What is the purpose of the gpio group?

There is a gpio group (at least on the Jetson Nano) that appears to have no purpose.

I have my “nano” user added to that group yet still, I have to sudo to access anything in sysfs (specifically the gpio).

nano@nano-desktop:~$ cat /sys/kernel/debug/gpio
cat: /sys/kernel/debug/gpio: Permission denied

Does anyone know how to fix this?

Update: okay, I CAN write/read to /sys/class/gpio/ and below. I just cannot access /sys/kernel/debug/gpio

Use “sudo” on any command accessing this. Example:
sudo ls /sys/class/gpio
sudo ls /sys/kernel/debug/gpio

You can drop into a root shell if you plan on chaining commands together and don’t want to run sudo each time:

sudo -s
...do several things...
exit

Basically, those files are not real files, and are direct connects to various drivers. Regular users are not allowed to do this.

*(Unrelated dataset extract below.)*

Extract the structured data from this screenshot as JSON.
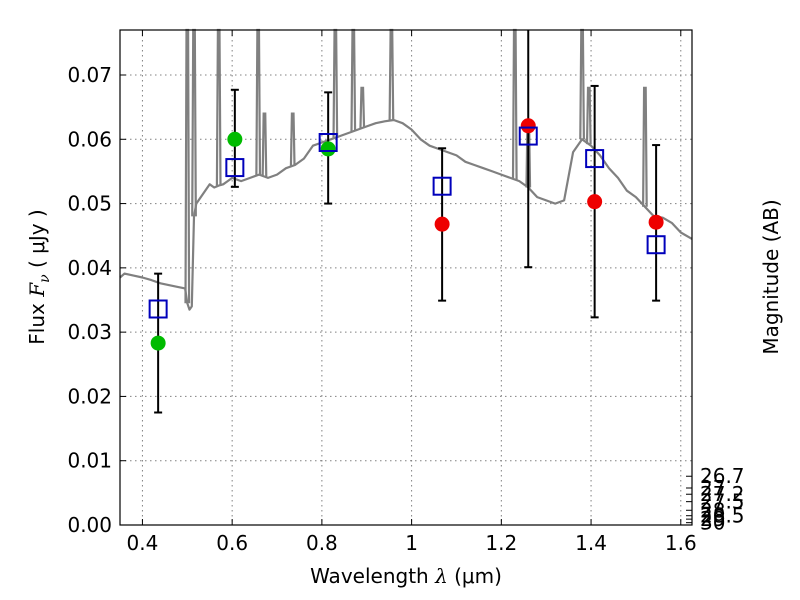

You don’t need sudo for /sys/class/gpio. I suppose I was hoping that the Nvidia development people would amend the udev rule to allow user read permissions in /sys/kernel/debug/gpio in future releases.

I suspect they’re just being careful with permissions, which I appreciate. I think debugfs requires root on most (all?) Linux distros. Jetson.GPIO seems to work simply being in the gpio group.